Line disruption detection systems using acoustic technologies to detect and locate problems along transmission lines. Knowing the precise site of a problem is vital as lines may often run hundreds of miles from power plants to cities. Quickly locating and remedying a problem may save blackouts and situations such as faulty infrastructure enabling cables to sag and potentially ignite wildfires. Systems also create alerts when attempted cable thefts are detected.

Progressive utilities embrace the move to replace door hardware and intelligent controllers using the Open Supervised Device Protocol (OSDP), now recognized as the international standard for secure access control installations. OSDP enables the use of highly secure card technologies with AES-128-bit signal encryption protocol. Hackers easily intercept signals between proximity cards and readers to clone working credentials.

Every utility requires a single or regional command center enabling guards to monitor many disparate systems from a secured location.

Innovative integrators are now embedding staff within a utility’s security personnel. There’s no wait for service when a device fails – a technician is already on the job. Over time, the embedded staff learns the specific needs of a utility and can often spot and remedy problems before an emergency occurs. The embedded staff arrangement often works better than a traditional service level agreement between a utility and its integrator. SLAs typically allow the integrator several hours to respond to emergencies. And there may be debates about what constitutes an emergency.

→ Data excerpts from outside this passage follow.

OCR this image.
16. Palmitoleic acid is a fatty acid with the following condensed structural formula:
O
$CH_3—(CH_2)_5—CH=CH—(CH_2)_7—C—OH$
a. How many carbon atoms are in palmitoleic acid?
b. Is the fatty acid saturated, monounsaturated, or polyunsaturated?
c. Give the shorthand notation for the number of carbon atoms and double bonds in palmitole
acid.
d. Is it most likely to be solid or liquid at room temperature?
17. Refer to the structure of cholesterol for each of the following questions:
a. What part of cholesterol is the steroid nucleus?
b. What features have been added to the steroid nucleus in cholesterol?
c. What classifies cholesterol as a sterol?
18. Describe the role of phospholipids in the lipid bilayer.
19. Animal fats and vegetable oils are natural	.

As part of their daily jobs, embedded technicians may handle tasks such as printing badges for new employees, visitors and vendors. They may program and name the hundreds or thousands of cameras in use while ensuring backups and maintenance with the latest software updates.

AN INTEGRATOR’S PERSPECTIVE

Speaking from an integrator’s perspective, one of the biggest challenges in securing a utility is timing and regulations. A utility security staff moves quickly once it has an approved initiative. And they may have massive lists, such as a request to install microwave sensors at 200 remote sites within a month. With most other customers, the integrator would enlist and manage subcontractors to get the job done. But that’s often impossible as firms working at a regulated utility must be certified. This points out the need to carefully plan for security upgrades.

Of course, any utility installations include cameras, access control, intrusion, visitor management and other security systems found at most enterprise organizations. However, unlike some larger organizations, utilities have no room for downtime. Innovative security systems and services are necessary to protect electric utilities that provide an invaluable energy source to American homes and businesses.